Thanks Jim. Yes actually var should be an array. However, imagine that I had many more of such calulations. Essentially, I would do the same again for mass, momentum(3), energy and maybe also a number of species fluxes. Maybe 10*2 flux (in/out) calculations. Also, these can require some intermediate calculations. So my question was if it would be required to split up the nfaces loop and how we can determine how many times to split.

A extreme scenario would be to have one nface loop per variable. So if I am solving for 10 conservative variables I would have 10 nfaces loops each taken care of one variable. What would the bottle neck of such approach be?

Employee
446 Views

In my opinion you can write it in single loop and in case your variables do not fit into 32KB L1 cache (you can check L1 misses in VTune) you can split the loop later.

Black Belt
446 Views

>>imagine that I had many more of such calulations.
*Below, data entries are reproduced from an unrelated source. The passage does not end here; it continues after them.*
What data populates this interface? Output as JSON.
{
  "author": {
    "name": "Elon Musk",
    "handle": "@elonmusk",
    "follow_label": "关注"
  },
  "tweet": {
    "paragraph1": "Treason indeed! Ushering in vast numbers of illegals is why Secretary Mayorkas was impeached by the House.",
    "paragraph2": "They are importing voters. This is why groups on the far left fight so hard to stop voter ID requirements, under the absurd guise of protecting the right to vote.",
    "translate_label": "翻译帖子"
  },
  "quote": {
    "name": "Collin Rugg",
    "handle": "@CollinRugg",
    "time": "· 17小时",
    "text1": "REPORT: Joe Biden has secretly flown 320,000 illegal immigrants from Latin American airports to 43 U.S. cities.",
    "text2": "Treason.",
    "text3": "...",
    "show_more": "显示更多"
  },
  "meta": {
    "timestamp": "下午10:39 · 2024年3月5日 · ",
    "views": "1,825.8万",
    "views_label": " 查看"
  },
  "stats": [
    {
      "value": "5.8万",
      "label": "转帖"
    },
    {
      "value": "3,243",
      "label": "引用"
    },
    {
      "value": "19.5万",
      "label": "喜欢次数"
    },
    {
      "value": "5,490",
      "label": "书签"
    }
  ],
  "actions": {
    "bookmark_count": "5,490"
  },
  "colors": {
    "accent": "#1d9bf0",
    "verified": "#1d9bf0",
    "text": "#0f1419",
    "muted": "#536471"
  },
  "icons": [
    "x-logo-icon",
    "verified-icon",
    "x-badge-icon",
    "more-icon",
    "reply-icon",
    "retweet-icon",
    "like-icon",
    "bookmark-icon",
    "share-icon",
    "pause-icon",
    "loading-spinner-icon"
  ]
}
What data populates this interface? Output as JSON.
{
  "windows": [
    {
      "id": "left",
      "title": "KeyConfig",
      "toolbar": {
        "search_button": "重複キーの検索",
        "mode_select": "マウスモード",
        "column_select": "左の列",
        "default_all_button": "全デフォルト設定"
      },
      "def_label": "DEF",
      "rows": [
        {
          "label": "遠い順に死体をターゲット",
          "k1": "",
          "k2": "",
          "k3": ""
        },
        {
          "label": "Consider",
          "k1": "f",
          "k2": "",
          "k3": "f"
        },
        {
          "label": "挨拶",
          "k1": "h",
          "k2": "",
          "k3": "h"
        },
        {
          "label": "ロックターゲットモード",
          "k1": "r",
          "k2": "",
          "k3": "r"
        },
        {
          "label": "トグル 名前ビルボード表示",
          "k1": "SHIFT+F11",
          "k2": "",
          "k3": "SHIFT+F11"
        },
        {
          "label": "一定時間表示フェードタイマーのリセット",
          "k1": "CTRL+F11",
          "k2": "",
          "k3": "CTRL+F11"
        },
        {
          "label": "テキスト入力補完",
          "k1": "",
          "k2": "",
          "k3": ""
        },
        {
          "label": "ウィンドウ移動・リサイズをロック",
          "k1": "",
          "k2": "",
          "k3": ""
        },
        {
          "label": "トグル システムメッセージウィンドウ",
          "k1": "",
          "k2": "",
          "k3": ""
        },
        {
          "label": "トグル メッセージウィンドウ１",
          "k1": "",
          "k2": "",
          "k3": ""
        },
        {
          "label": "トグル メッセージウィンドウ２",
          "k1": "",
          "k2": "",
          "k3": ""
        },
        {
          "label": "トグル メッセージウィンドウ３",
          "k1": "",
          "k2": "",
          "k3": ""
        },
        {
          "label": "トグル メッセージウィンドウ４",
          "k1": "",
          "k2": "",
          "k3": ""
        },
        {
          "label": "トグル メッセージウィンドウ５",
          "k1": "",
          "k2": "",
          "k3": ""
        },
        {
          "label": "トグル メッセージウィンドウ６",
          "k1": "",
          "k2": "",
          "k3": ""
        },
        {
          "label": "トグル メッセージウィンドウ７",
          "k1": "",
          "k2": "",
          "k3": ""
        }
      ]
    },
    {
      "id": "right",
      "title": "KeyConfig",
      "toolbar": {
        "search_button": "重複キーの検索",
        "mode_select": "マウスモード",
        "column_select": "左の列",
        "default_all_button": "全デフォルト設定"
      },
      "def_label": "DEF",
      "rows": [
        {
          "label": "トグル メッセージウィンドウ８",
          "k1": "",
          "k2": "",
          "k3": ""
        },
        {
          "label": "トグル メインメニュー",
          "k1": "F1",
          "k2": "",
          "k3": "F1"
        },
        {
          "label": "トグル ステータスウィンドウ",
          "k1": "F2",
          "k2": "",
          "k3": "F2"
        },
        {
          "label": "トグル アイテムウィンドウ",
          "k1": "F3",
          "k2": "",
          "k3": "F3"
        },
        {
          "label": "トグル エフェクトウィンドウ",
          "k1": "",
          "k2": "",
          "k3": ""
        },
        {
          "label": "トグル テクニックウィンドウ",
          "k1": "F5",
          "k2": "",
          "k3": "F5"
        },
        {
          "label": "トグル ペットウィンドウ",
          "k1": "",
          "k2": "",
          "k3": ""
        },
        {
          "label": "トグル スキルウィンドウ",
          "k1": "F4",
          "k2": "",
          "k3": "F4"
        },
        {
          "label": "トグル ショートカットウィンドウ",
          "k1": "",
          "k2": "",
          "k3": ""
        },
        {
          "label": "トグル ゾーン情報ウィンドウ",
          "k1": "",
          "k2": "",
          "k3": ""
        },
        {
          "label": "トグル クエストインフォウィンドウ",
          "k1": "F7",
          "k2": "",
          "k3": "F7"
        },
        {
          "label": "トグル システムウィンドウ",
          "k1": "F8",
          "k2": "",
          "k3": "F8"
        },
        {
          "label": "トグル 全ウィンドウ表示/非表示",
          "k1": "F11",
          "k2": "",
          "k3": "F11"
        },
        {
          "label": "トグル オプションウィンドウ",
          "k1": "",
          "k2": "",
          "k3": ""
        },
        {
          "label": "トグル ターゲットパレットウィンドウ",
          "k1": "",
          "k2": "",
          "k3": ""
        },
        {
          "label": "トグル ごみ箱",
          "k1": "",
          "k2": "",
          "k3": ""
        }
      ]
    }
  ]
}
Essentially, I would do the same again for mass, momentum(3), energy and maybe also a number of species fluxes.

For the exemplar statements above, optimized code, you will have at least 4 base registers for:

var, FaceArea[0], FaceArea[1], FaceArea[2]

And use at least 5 vector registers for the fetches into those plus a summation register.

Repeat that for each of your 3D properties, and estimate 3 vector registers for the scalar properties.

This isn't counting any temporary use registers, nor is is accounting for optimizations performing the equivalent of loop unrolling using vectors. Note that the purpose of the vector loop unrolling is not to amortize loop increment/test overhead, but rather to interleave current iteration computation with next iteration memory fetch. Thus that one statement, when optimized to interleave vector loop iterations, may require 10 vector registers.

A system with AVX/AVX2 has but 16 vector registers. Do you see the problem now?

AVX512 has 32 vector registers, so you may be able to do a little more work in each loop.

Additional issues to avoid (be concerned about) is each CPU architecture has:

a) A limited number of memory channels (for all hardware threads)
b) A limited number of hardware pre-fetch pattern detection streams

Either or both of which can be over-taxed.

*** Caution, the recommendation in #4 does come with some potential for cost. The larger ver[] array will require memory stores and fetches, whereas var[3] will not (but this will consume 3 vector registers verses 1 temp). Therefore, when the lifetime of the results in var[3] is short, it may be best to keep in as var[3]. Running a test each way may be advised.

>>So if I am solving for 10 conservative variables I would have 10 nfaces loops each taken care of one variable. What would the bottle neck of such approach be?

10 loops verses 1 loop is more of an aesthetics issue. Does the CPU care how you feel about the aesthetics of your code. Or do you appreciate how well your code runs? Also note, that the compiler optimizations can fuse loops.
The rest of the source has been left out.